Virginia is not alone, Wood argues. At other schools, a certain sort of student violence is condoned or even encouraged by faculty and administration who sympathize with student attitudes. The radical likes of Ward Churchill and Bill Ayers, Wood implies, are only the most famous cases of red professors guiding student malfeasance.

Wood argues that this campus radicalism has been a problem “Since the 1960s.” But in reality both campus radicalism and conservative denunciations have a much longer history. In some cases, conservative denunciations can seem eerily eternal.

For example, Wood calls out a doctoral student by name at Teachers College Columbia. Aaron Samuel Breslow, Wood writes, has been an active supporter of violent resistance. In 1938, it was Teachers College doctoral student William Gellerman who attracted conservative ire. Back then, Gellerman published a denunciation of American Legion activism. The Legion, Gellerman accused, represented nothing more than

an expression of entrenched business and military interests which attempt to hide their true purposes under democratic guise.

Legion leader Daniel Doherty accused Teachers College of coddling this sort of inflammatory leftist claptrap.
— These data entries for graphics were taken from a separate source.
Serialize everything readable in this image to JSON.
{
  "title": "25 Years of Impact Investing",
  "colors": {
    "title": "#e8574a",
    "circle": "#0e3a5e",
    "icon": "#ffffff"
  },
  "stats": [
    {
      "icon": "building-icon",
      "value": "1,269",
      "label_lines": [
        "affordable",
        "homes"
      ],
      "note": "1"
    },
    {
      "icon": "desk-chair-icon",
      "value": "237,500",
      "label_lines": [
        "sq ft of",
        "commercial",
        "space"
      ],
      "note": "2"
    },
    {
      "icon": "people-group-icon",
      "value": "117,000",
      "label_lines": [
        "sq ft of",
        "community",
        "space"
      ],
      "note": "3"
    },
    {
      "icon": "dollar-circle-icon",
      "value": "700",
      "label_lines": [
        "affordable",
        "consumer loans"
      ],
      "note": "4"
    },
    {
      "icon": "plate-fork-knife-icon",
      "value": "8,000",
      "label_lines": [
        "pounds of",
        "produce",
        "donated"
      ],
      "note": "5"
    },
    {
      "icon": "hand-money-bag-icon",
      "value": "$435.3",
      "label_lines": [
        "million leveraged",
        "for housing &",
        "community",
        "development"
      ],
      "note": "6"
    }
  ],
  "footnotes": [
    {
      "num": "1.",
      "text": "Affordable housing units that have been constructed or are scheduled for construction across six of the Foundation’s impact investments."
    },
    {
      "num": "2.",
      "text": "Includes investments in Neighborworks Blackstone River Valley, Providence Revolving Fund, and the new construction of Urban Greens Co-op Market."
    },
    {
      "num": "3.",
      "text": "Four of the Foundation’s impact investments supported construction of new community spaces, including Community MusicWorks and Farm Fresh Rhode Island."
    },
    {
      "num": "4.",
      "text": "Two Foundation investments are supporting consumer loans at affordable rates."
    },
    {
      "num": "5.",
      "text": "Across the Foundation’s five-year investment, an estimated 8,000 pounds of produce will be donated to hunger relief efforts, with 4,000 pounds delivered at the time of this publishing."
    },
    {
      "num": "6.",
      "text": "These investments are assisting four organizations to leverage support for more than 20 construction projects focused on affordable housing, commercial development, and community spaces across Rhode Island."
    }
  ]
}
Doherty asked an audience at Columbia University,

Why not rid this institution of such baleful influences? The name of Columbia is besmirched from time to time when preachments containing un-American doctrines emanate from those who identify themselves with this institution. . . . Do you like having it called ‘the big red university?’

As I argue in my upcoming book, this sort of anti-higher-ed accusation was a standard part of conservative activism long before the 1960s. Indeed, its roots can be clearly seen in the 1920s.

In the 1930s, the question was clear: Should universities purge their leftist faculty? The same question echoes throughout conservative punditry today, with an inflammatory twist:

Are universities morally culpable in the assassination of police officers?